Les images les montrent souriants, volontaires, enthousiastes. Il ne semble pas y a voir de hiérarchie parmi eux. Toutefois, celui qui prend le plus la parole s’appelle Fouad Belkacem, et son costume de cheik bédouin souligne l’expression malicieuse qui éclaire souvent son visage.

Pointant une tête désormais jusqu’à Bruxelles, ils se font connaître aux francophones par des promenades dans les rues de la capitale: ils veulent rencontrer des «frères» pour les convaincre de ne pas aller voter aux élections législatives. Un contrepied aux rituels de campagne, quand les hommes politiques descendent sur les marchés, qui peut faire sourire. Plus pour longtemps. Pourquoi donc se donner la peine d’aller convaincre des jeunes de ne pas aller voter? "Parce que nous sommes contre la démocratie", intervient un camarade de Belkacem sur la vidéo. "La démocratie, c’est donner la liberté aux peuples de décider leurs propres lois. Mais ce n’est pas aux peuples de décider des lois. Les lois, elles existent. Ce sont celles d’Allah: la Sharia".

De l’atomium au Niqab

Suite de l’histoire: après ces promenades prêchant la destruction de la démocratie, survient l’affaire Benno Barnard à Anvers. Cet écrivain néerlandais doit donner une conférence à l’Université intitulée "Vive Dieu! À bas Allah!". Après à peine deux minutes, il est empêché de parler par une quarantaine de personnes sous les cris de «Allah Akbar». Celles-ci prennent le podium d’assaut; Barnard ne doit son salut qu’à la présence de gardes du corps engagés pour l’occasion. Sur YouTube, vient ensuite une autre vidéo à l’écho certain. Belkacem y montre l’Atomium voué selon lui à la destruction lors de l’instauration inéluctable de l’Etat islamique en Belgique.

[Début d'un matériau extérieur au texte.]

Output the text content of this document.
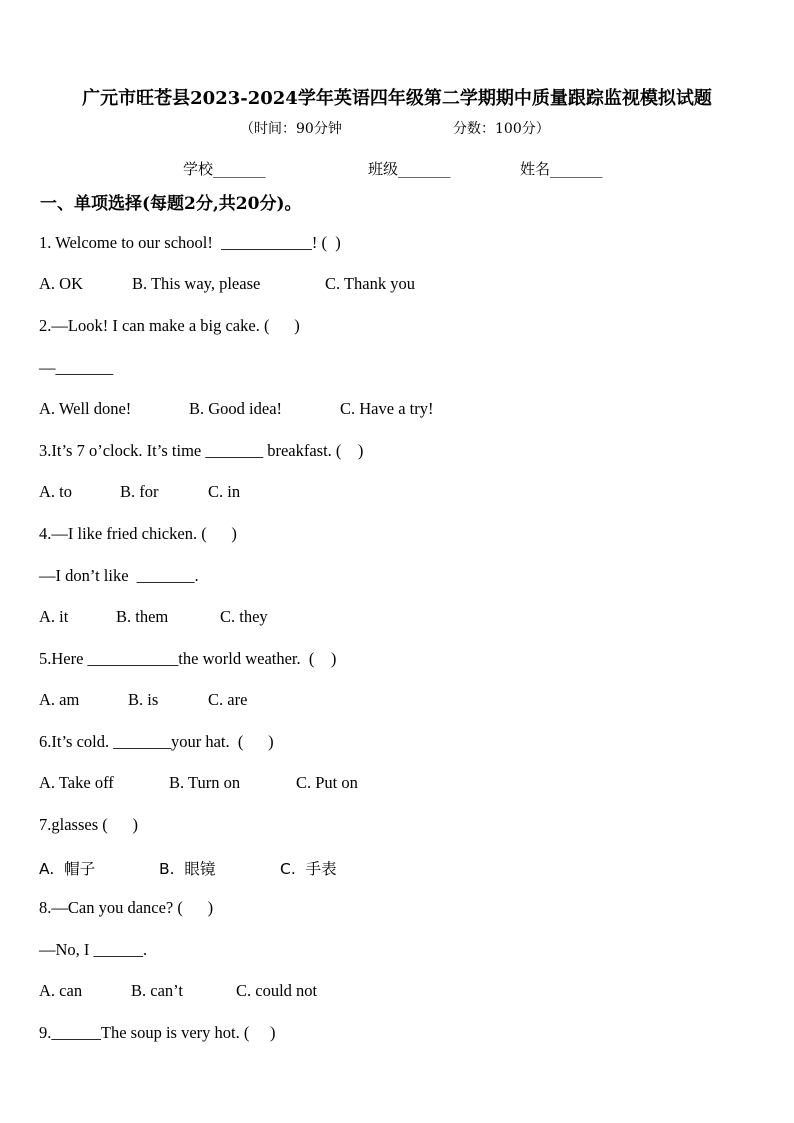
广元市旺苍县2023-2024学年英语四年级第二学期期中质量跟踪监视模拟试题
（时间：90分钟	分数：100分）
学校_______	班级_______	姓名_______
一、单项选择(每题2分,共20分)。
1. Welcome to our school!  ___________! (  )
A. OK	B. This way, please	C. Thank you
2.—Look! I can make a big cake. (      )
—_______
A. Well done!	B. Good idea!	C. Have a try!
3.It’s 7 o’clock. It’s time _______ breakfast. (    )
A. to	B. for	C. in
4.—I like fried chicken. (      )
—I don’t like  _______.
A. it	B. them	C. they
5.Here ___________the world weather.  (    )
A. am	B. is	C. are
6.It’s cold. _______your hat.  (      )
A. Take off	B. Turn on	C. Put on
7.glasses (      )
A.  帽子	B.  眼镜	C.  手表
8.—Can you dance? (      )
—No, I ______.
A. can	B. can’t	C. could not
9.______The soup is very hot. (     )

Moustique avait publié une interview du bonhomme à cette époque, dévoilant déjà l’image d’un exalté, radical, exotique, qui a déjà connu quelques problèmes avec la justice, notamment après avoir traité l’ex pasionaria du Vlaams Belang Marie-Rose Morel, décédée, d’usurpatrice de dieu en route vers le dépotoir de l’histoire. Très fin.

Quelques harangues de foule plus tard, arrive juin 2012. L’interpellation houleuse d’une musulmane qui portait le niqab dans l’espace public suscite des troubles à Molenbeek. Evidemment, le groupuscule est là, qui fait mousser l’affaire. Belkacem, encore lui, déclare entre autres à la presse: "Ne croyez vraiment pas qu’on a un gramme de respect pour vous ou pour votre style de vie ou manière de penser. On a notre religion qui est supérieure à votre religion ". Et se félicite que durant l’interpellation, une policière ait eu le nez et deux dents cassés. La presque sympathie éprouvée face à de jeunes délinquants qui ont troqué leur tenue de rappeur contre le keffieh s’évapore définitivement.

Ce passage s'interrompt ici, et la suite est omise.